After baby #2 was born, I was more convinced (again) that I wanted to do this. That I could do this. I didn’t have a fancy machine, but really…why does anyone need that? I have a Ninja food processor, and a immersion blender. (Love them both–they’re quick, easy, do a great job and really inexpensive.) That seemed well enough. So I only really lacked a storage system, or at minimum, a way to freeze said food before I stuck them in plastic baggies. I searched Amazon, which is my (dangerous) go-to for basically everything and found these food-grade silicon baby food storage containers, less than $20 for two trays (with lids!) that have 9 storage sections each. It was by far the best deal I found, and after using them a few times I’m really happy with my purchase. The food freezes easily and pops out quick.

(Honestly I write this and think what a moron I was for giving up so quickly the first go-around.)

The *BEST* thing is that I’m a lot more conscious about the benefits of organic & non-GMO foods, and this has been great when it comes to saving money. Typically, the organic baby food pouches/jars start about $1.29 or more each at Target where I usually shop. However for not much more (like $1.99 at Walmart grocery) I get a bag of frozen organic vegetables that I can puree into food and I get at least 4-6 servings (depending on how much he eats). Much better deal. Ready to get started? You’ll thank yourself later.

Ingredients:

1 bag of frozen/fresh organic vegetables of your choice
Organic herbs (if so desired)
Some sort of food processing tool

Directions:

Steam the veggies until very tender, reserving any water you used in the steaming process. If you have an immersion blender that came with a blending cup (like this one) fill it with the veggies and half way up with water (about 1/4-1/3 cup) from the steaming liquid. You can always add more water, so go easy at first.

Puree the veggies (& herbs if you want), adding water to thin out the mush until desired consistency. Make sure it is as smooth as possible if you’re making a stage 1 type food (for babies 4-6 months). When processed, separate into baby food storage containers evenly and freeze for 6 hours. Pop out and store in plastic baggies.

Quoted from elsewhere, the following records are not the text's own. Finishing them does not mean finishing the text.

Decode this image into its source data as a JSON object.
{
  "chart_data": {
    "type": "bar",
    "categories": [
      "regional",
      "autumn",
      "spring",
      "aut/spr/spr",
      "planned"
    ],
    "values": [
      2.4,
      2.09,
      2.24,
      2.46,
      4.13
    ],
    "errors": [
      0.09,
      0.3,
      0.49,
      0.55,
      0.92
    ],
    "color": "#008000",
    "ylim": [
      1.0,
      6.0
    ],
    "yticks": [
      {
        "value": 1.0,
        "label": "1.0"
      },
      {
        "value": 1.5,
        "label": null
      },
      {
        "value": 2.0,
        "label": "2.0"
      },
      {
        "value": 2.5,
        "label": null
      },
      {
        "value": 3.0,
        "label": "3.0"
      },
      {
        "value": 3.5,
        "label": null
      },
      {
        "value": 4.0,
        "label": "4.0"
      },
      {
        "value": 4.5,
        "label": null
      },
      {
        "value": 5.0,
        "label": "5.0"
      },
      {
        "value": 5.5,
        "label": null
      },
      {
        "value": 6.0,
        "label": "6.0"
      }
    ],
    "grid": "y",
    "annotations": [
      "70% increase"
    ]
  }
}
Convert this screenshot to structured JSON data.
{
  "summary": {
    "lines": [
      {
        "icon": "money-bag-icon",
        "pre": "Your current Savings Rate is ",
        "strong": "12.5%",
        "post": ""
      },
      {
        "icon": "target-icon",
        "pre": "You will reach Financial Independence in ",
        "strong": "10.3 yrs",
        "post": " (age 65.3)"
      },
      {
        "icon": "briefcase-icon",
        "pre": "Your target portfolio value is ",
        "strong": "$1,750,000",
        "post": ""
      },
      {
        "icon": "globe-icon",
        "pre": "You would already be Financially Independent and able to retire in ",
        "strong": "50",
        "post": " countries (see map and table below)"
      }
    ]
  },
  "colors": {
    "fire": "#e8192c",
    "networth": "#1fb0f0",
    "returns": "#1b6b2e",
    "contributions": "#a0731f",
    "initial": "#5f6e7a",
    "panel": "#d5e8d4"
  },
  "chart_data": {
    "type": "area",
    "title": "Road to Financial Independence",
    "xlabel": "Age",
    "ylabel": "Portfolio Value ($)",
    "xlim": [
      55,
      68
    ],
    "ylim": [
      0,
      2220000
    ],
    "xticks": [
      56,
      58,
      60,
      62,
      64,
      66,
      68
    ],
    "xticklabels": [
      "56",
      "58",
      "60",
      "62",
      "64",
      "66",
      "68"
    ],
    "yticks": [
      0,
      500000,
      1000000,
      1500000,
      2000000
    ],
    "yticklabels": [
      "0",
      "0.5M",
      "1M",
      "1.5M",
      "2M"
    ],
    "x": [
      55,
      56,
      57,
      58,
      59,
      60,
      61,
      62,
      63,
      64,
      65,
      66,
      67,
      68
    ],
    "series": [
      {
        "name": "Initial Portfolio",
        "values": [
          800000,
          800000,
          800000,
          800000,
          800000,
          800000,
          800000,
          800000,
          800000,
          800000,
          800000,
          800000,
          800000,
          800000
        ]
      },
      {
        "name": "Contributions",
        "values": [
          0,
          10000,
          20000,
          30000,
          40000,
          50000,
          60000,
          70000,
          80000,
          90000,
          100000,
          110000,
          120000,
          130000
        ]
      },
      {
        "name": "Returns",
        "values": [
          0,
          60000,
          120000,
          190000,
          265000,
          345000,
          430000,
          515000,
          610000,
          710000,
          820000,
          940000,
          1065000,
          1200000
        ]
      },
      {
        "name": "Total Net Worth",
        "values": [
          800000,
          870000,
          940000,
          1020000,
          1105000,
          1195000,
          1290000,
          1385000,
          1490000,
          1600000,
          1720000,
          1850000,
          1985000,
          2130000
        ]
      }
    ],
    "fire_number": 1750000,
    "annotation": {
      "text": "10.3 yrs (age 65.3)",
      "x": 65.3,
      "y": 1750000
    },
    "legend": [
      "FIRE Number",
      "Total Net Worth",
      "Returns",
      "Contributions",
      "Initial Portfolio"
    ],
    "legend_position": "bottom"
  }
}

Some ideas for combinations:

  • Garbanzo bean, chicken & sweet potatoes with basil
  • Peas & dill
  • Mixed veggies with sage
  • Beets, strawberry and basil**
  • Kiwi, Strawberry & banana**
  • Peaches, pears & bananas

*Note: for infants that are first moving to food, it is recommended that you only feed ONE veggie or fruit at a time and wait 1-2 days in between introducing a new item to ensure no allergic reaction occurs. Great veggies to start with are carrots, green beans, peas, sweet potatoes, squash, pears, plums, peaches. Avoid mixing any fruits/vegetables until around 6 months when you are sure there are not food allergies.
As your baby grows you can mix items and leave them increasingly chunkier to promote good eating.

As always, discuss with your pediatrician for when it is best to start your baby on solid food.

**Strawberries are not recommended for children under one year; use your best discretion.